In the Autumn of that year he was rushed to hospital with pneumonia. After extensive chemo- and radiotherapy, he played the tough drag queen Greta at a one-off benefit performance of Bent in aid of Stonewall, the campaign group. As the director Sean Mathias wrote, “the most gargantuan part of it from Ian’s point of view was that here was a man with Aids, his torso now covered by Kaposi’s sarcoma, his face starting to distort and disfigure, dressed convincingly as a glamorous and roguish Dietrich-type woman, and the secret behind that portrayal was that he, the director and the costume designer were the only people who knew about his illness.”
After his death, a group of his friends set up the Ian Charleson Award for a classical actor under the age of 30. There are also scholarships in his name at Lamda, and the Royal Free Hospital has an Aids centre dedicated to him. Much of the money to provide this was raised at a benefit performance of Guys and Dolls. The tickets just vanished. Even the dress rehearsal was packed to the rafters. Nearly every member of the original cast and band returned to honour him. Bob Hoskins even flew in overnight from Los Angeles and made it in time for the curtain-call.

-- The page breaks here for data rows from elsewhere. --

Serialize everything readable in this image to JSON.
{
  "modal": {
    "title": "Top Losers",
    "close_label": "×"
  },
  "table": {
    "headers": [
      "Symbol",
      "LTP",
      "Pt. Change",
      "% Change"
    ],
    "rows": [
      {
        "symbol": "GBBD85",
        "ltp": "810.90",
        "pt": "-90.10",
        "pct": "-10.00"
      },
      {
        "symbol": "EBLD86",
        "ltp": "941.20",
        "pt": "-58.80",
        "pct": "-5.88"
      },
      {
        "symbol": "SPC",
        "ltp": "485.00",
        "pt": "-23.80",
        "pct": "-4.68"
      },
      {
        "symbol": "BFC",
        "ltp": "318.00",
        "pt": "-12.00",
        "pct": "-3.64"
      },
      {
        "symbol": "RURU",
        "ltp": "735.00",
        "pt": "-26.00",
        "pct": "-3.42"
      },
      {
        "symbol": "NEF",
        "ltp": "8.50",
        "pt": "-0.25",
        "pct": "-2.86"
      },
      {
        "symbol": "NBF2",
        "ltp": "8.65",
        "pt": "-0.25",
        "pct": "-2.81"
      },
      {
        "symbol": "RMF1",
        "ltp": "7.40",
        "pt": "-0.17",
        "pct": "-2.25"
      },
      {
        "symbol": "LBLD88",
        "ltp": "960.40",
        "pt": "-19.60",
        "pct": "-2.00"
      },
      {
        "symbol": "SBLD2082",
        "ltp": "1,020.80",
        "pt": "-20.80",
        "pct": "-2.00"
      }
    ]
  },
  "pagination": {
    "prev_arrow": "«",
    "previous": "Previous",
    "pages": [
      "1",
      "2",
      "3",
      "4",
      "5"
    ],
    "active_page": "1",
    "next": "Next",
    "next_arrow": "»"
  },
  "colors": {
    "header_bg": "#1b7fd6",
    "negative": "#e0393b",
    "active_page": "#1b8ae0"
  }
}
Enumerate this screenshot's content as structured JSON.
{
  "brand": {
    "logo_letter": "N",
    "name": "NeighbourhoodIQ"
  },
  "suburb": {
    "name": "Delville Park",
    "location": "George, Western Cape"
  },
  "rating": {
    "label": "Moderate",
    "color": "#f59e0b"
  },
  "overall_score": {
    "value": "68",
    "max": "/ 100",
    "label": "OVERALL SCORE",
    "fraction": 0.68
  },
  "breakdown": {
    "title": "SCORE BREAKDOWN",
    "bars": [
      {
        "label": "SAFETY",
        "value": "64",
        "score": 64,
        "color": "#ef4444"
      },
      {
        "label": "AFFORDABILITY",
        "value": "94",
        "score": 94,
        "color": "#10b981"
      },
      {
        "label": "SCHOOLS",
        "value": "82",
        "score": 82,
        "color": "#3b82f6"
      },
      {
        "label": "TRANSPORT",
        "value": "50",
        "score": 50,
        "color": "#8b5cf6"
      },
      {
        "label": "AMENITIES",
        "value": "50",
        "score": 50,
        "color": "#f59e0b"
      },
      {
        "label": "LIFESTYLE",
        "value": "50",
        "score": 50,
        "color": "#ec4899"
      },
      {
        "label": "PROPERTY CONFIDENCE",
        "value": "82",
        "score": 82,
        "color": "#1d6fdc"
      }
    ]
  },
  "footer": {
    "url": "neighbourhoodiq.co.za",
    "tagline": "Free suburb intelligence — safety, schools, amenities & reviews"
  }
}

Tony Britten, the musical director, recalls that “he had this enormously virile stage presence and the most glorious, completely unforced voice. The musicians, a hard-bitten bunch, were crying from the overture onwards. Those occasions are always emotional, but that was something else. It was a tribute to the affection in which he was held.”
… And by me too, who also say to him with tears in my eyes and voice:
“‘Good night, sweet prince…’ Be at peace, wherever you now are… And please come back quick, this world needs people like you!”